Erkinnen no conocía todos los detalles; había un acuerdo tácito entre nosotros de que solo le diría lo necesario para sentirme mejor. No creo que él quisiera de verdad conocer lo que había pasado con todo lujo de detalles.

—Han encontrado otro cadáver —le comenté—. Con este ya son nueve.

Acabaríamos por encontrarlos a todos y los entregaríamos a sus familias, gracias a la información que Jesse Garamond le había arrancado mientras le escarbaba en las ingles con la navaja.

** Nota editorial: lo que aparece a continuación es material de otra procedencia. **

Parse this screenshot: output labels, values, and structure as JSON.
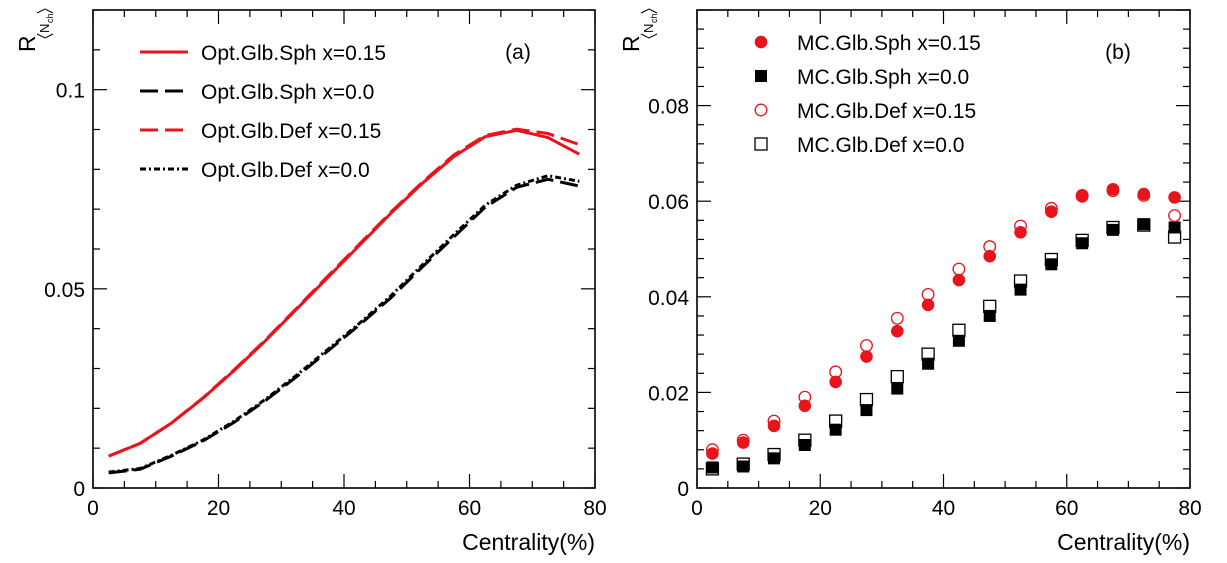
{
  "chart_data": [
    {
      "panel": "a",
      "type": "line",
      "label": "(a)",
      "xlabel": "Centrality(%)",
      "ylabel": {
        "main": "R",
        "sub": "N",
        "subsub": "ch"
      },
      "xlim": [
        0,
        80
      ],
      "ylim": [
        0,
        0.12
      ],
      "xticks": [
        0,
        20,
        40,
        60,
        80
      ],
      "yticks": [
        0,
        0.05,
        0.1
      ],
      "ytick_labels": [
        "0",
        "0.05",
        "0.1"
      ],
      "grid": false,
      "legend_position": "top-left",
      "x": [
        2.5,
        7.5,
        12.5,
        17.5,
        22.5,
        27.5,
        32.5,
        37.5,
        42.5,
        47.5,
        52.5,
        57.5,
        62.5,
        67.5,
        72.5,
        77.5
      ],
      "series": [
        {
          "name": "Opt.Glb.Sph x=0.15",
          "color": "#e8141c",
          "dash": "solid",
          "values": [
            0.008,
            0.0112,
            0.0163,
            0.0225,
            0.0295,
            0.037,
            0.045,
            0.053,
            0.061,
            0.069,
            0.0765,
            0.0832,
            0.0882,
            0.0898,
            0.088,
            0.0838
          ]
        },
        {
          "name": "Opt.Glb.Sph x=0.0",
          "color": "#000000",
          "dash": "long",
          "values": [
            0.0038,
            0.0047,
            0.008,
            0.0118,
            0.0165,
            0.022,
            0.028,
            0.0345,
            0.041,
            0.0478,
            0.0555,
            0.063,
            0.0705,
            0.0755,
            0.0775,
            0.0758
          ]
        },
        {
          "name": "Opt.Glb.Def x=0.15",
          "color": "#e8141c",
          "dash": "long",
          "values": [
            0.008,
            0.0112,
            0.0163,
            0.0226,
            0.0297,
            0.0372,
            0.0452,
            0.0533,
            0.0613,
            0.0693,
            0.0768,
            0.0836,
            0.0885,
            0.0901,
            0.089,
            0.0862
          ]
        },
        {
          "name": "Opt.Glb.Def x=0.0",
          "color": "#000000",
          "dash": "dashdot",
          "values": [
            0.004,
            0.0049,
            0.0082,
            0.012,
            0.0168,
            0.0223,
            0.0284,
            0.0349,
            0.0414,
            0.0483,
            0.056,
            0.0636,
            0.071,
            0.076,
            0.0784,
            0.077
          ]
        }
      ]
    },
    {
      "panel": "b",
      "type": "scatter",
      "label": "(b)",
      "xlabel": "Centrality(%)",
      "ylabel": {
        "main": "R",
        "sub": "N",
        "subsub": "ch"
      },
      "xlim": [
        0,
        80
      ],
      "ylim": [
        0,
        0.1
      ],
      "xticks": [
        0,
        20,
        40,
        60,
        80
      ],
      "yticks": [
        0,
        0.02,
        0.04,
        0.06,
        0.08
      ],
      "ytick_labels": [
        "0",
        "0.02",
        "0.04",
        "0.06",
        "0.08"
      ],
      "grid": false,
      "legend_position": "top-left",
      "x": [
        2.5,
        7.5,
        12.5,
        17.5,
        22.5,
        27.5,
        32.5,
        37.5,
        42.5,
        47.5,
        52.5,
        57.5,
        62.5,
        67.5,
        72.5,
        77.5
      ],
      "series": [
        {
          "name": "MC.Glb.Sph x=0.15",
          "color": "#e8141c",
          "marker": "circle-filled",
          "values": [
            0.0072,
            0.0095,
            0.013,
            0.0172,
            0.0222,
            0.0275,
            0.0328,
            0.0383,
            0.0435,
            0.0485,
            0.0535,
            0.0578,
            0.061,
            0.0625,
            0.0615,
            0.0608
          ]
        },
        {
          "name": "MC.Glb.Sph x=0.0",
          "color": "#000000",
          "marker": "square-filled",
          "values": [
            0.0043,
            0.0045,
            0.0062,
            0.009,
            0.0122,
            0.0163,
            0.0208,
            0.026,
            0.0308,
            0.036,
            0.0415,
            0.0468,
            0.0512,
            0.054,
            0.0552,
            0.0545
          ]
        },
        {
          "name": "MC.Glb.Def x=0.15",
          "color": "#e8141c",
          "marker": "circle-open",
          "values": [
            0.008,
            0.01,
            0.014,
            0.019,
            0.0243,
            0.0298,
            0.0355,
            0.0405,
            0.0458,
            0.0505,
            0.0548,
            0.0585,
            0.0612,
            0.0622,
            0.0612,
            0.057
          ]
        },
        {
          "name": "MC.Glb.Def x=0.0",
          "color": "#000000",
          "marker": "square-open",
          "values": [
            0.004,
            0.005,
            0.007,
            0.01,
            0.014,
            0.0185,
            0.0233,
            0.028,
            0.033,
            0.038,
            0.0433,
            0.0478,
            0.0518,
            0.0545,
            0.055,
            0.0525
          ]
        }
      ]
    }
  ]
}
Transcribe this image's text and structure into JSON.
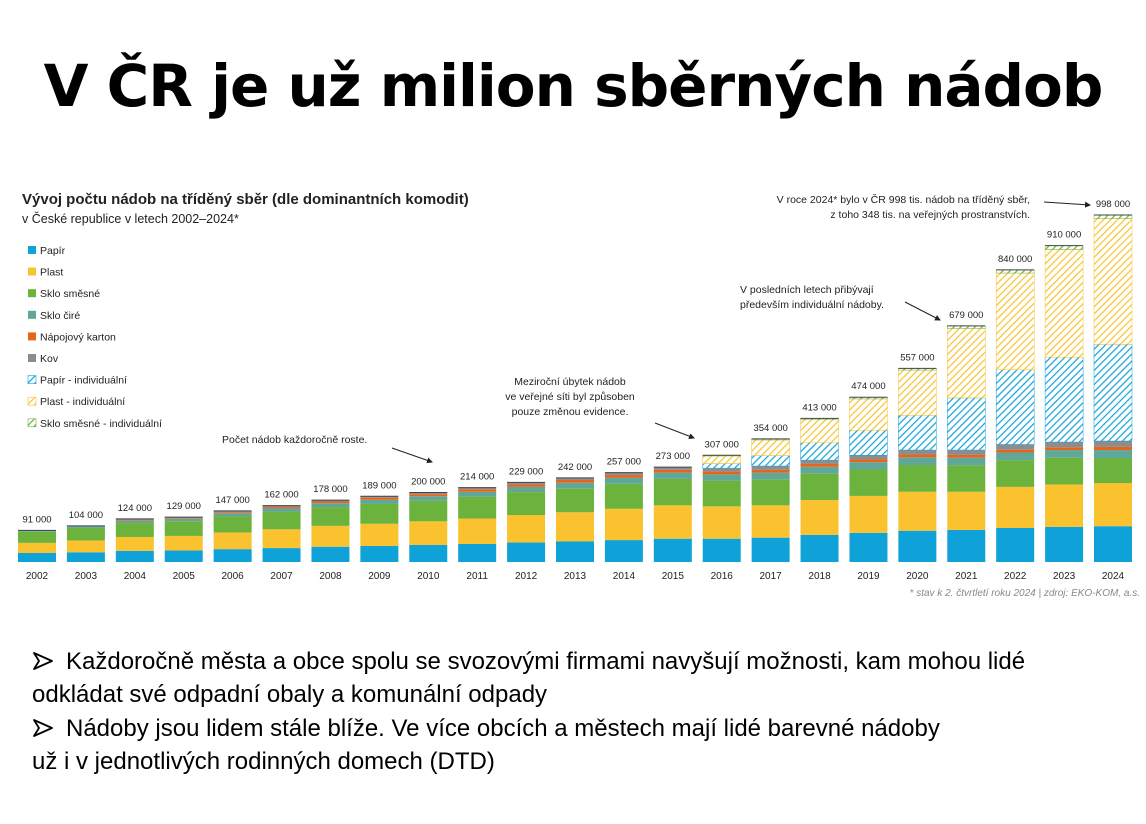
{
  "header": {
    "title": "V ČR je už milion sběrných nádob"
  },
  "chart_data": {
    "type": "stacked_bar",
    "title": "Vývoj počtu nádob na tříděný sběr (dle dominantních komodit)",
    "subtitle": "v České republice v letech 2002–2024*",
    "categories": [
      "2002",
      "2003",
      "2004",
      "2005",
      "2006",
      "2007",
      "2008",
      "2009",
      "2010",
      "2011",
      "2012",
      "2013",
      "2014",
      "2015",
      "2016",
      "2017",
      "2018",
      "2019",
      "2020",
      "2021",
      "2022",
      "2023",
      "2024"
    ],
    "series": [
      {
        "name": "Papír",
        "color": "#0fa2d9",
        "hatched": false,
        "values": [
          26000,
          28000,
          32000,
          33000,
          37000,
          40000,
          44000,
          46000,
          49000,
          52000,
          56000,
          59000,
          63000,
          67000,
          67000,
          70000,
          78000,
          84000,
          90000,
          92000,
          98000,
          101000,
          103000
        ]
      },
      {
        "name": "Plast",
        "color": "#f9c22e",
        "hatched": false,
        "values": [
          29000,
          34000,
          40000,
          42000,
          48000,
          54000,
          60000,
          64000,
          68000,
          73000,
          79000,
          84000,
          90000,
          96000,
          93000,
          93000,
          100000,
          106000,
          112000,
          110000,
          118000,
          122000,
          124000
        ]
      },
      {
        "name": "Sklo směsné",
        "color": "#6bb33c",
        "hatched": false,
        "values": [
          32000,
          36000,
          40000,
          42000,
          46000,
          50000,
          54000,
          57000,
          59000,
          63000,
          66000,
          69000,
          72000,
          76000,
          74000,
          75000,
          76000,
          76000,
          77000,
          76000,
          77000,
          77000,
          72000
        ]
      },
      {
        "name": "Sklo čiré",
        "color": "#5fa899",
        "hatched": false,
        "values": [
          4000,
          5000,
          6000,
          7000,
          9000,
          10000,
          11000,
          12000,
          13000,
          14000,
          15000,
          16000,
          17000,
          18000,
          18000,
          19000,
          20000,
          21000,
          22000,
          22000,
          22000,
          22000,
          23000
        ]
      },
      {
        "name": "Nápojový karton",
        "color": "#e8641b",
        "hatched": false,
        "values": [
          0,
          1000,
          2000,
          2000,
          3000,
          4000,
          5000,
          6000,
          6000,
          7000,
          7000,
          8000,
          8000,
          8000,
          8000,
          8000,
          8000,
          8000,
          8000,
          8000,
          8000,
          8000,
          9000
        ]
      },
      {
        "name": "Kov",
        "color": "#8d8d8d",
        "hatched": false,
        "values": [
          0,
          0,
          4000,
          3000,
          4000,
          4000,
          4000,
          4000,
          5000,
          5000,
          6000,
          6000,
          7000,
          8000,
          10000,
          11000,
          11000,
          12000,
          13000,
          14000,
          15000,
          15000,
          17000
        ]
      },
      {
        "name": "Papír - individuální",
        "color": "#0fa2d9",
        "hatched": true,
        "values": [
          0,
          0,
          0,
          0,
          0,
          0,
          0,
          0,
          0,
          0,
          0,
          0,
          0,
          0,
          13000,
          30000,
          50000,
          72000,
          100000,
          150000,
          215000,
          244000,
          278000
        ]
      },
      {
        "name": "Plast - individuální",
        "color": "#f9c22e",
        "hatched": true,
        "values": [
          0,
          0,
          0,
          0,
          0,
          0,
          0,
          0,
          0,
          0,
          0,
          0,
          0,
          0,
          22000,
          45000,
          66000,
          90000,
          130000,
          200000,
          278000,
          310000,
          362000
        ]
      },
      {
        "name": "Sklo směsné - individuální",
        "color": "#6bb33c",
        "hatched": true,
        "values": [
          0,
          0,
          0,
          0,
          0,
          0,
          0,
          0,
          0,
          0,
          0,
          0,
          0,
          0,
          2000,
          3000,
          4000,
          5000,
          5000,
          7000,
          9000,
          11000,
          10000
        ]
      }
    ],
    "totals": [
      91000,
      104000,
      124000,
      129000,
      147000,
      162000,
      178000,
      189000,
      200000,
      214000,
      229000,
      242000,
      257000,
      273000,
      307000,
      354000,
      413000,
      474000,
      557000,
      679000,
      840000,
      910000,
      998000
    ],
    "total_labels": [
      "91 000",
      "104 000",
      "124 000",
      "129 000",
      "147 000",
      "162 000",
      "178 000",
      "189 000",
      "200 000",
      "214 000",
      "229 000",
      "242 000",
      "257 000",
      "273 000",
      "307 000",
      "354 000",
      "413 000",
      "474 000",
      "557 000",
      "679 000",
      "840 000",
      "910 000",
      "998 000"
    ],
    "annotations": [
      {
        "lines": [
          "Počet nádob každoročně roste."
        ]
      },
      {
        "lines": [
          "Meziroční úbytek nádob",
          "ve veřejné síti byl způsoben",
          "pouze změnou evidence."
        ]
      },
      {
        "lines": [
          "V posledních letech přibývají",
          "především individuální nádoby."
        ]
      },
      {
        "lines": [
          "V roce 2024* bylo v ČR 998 tis. nádob na tříděný sběr,",
          "z toho 348 tis. na veřejných prostranstvích."
        ]
      }
    ],
    "footnote": "* stav k 2. čtvrtletí roku 2024 | zdroj: EKO-KOM, a.s.",
    "legend": "top-left"
  },
  "bullets": [
    {
      "lines": [
        "Každoročně města a obce spolu se svozovými firmami navyšují možnosti, kam mohou lidé",
        "odkládat své odpadní obaly a komunální odpady"
      ]
    },
    {
      "lines": [
        "Nádoby jsou lidem stále blíže. Ve více obcích a městech mají lidé barevné nádoby",
        "už i v jednotlivých rodinných domech (DTD)"
      ]
    }
  ]
}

Un cóndor apareció de pronto por el lado norte del horizonte. Se lanzó en picado hacia el extremo del muelle y se posó en uno de los pilares. El enorme pájaro descansó un segundo; luego volvió a batir las alas y se remontó para volar en círculos en el cielo iluminado por el sol. Me imaginé al ave fénix, la representación mitológica de nuestra búsqueda de la perfección, que es la última ilusión. Por encima incluso de Wilbur Durand.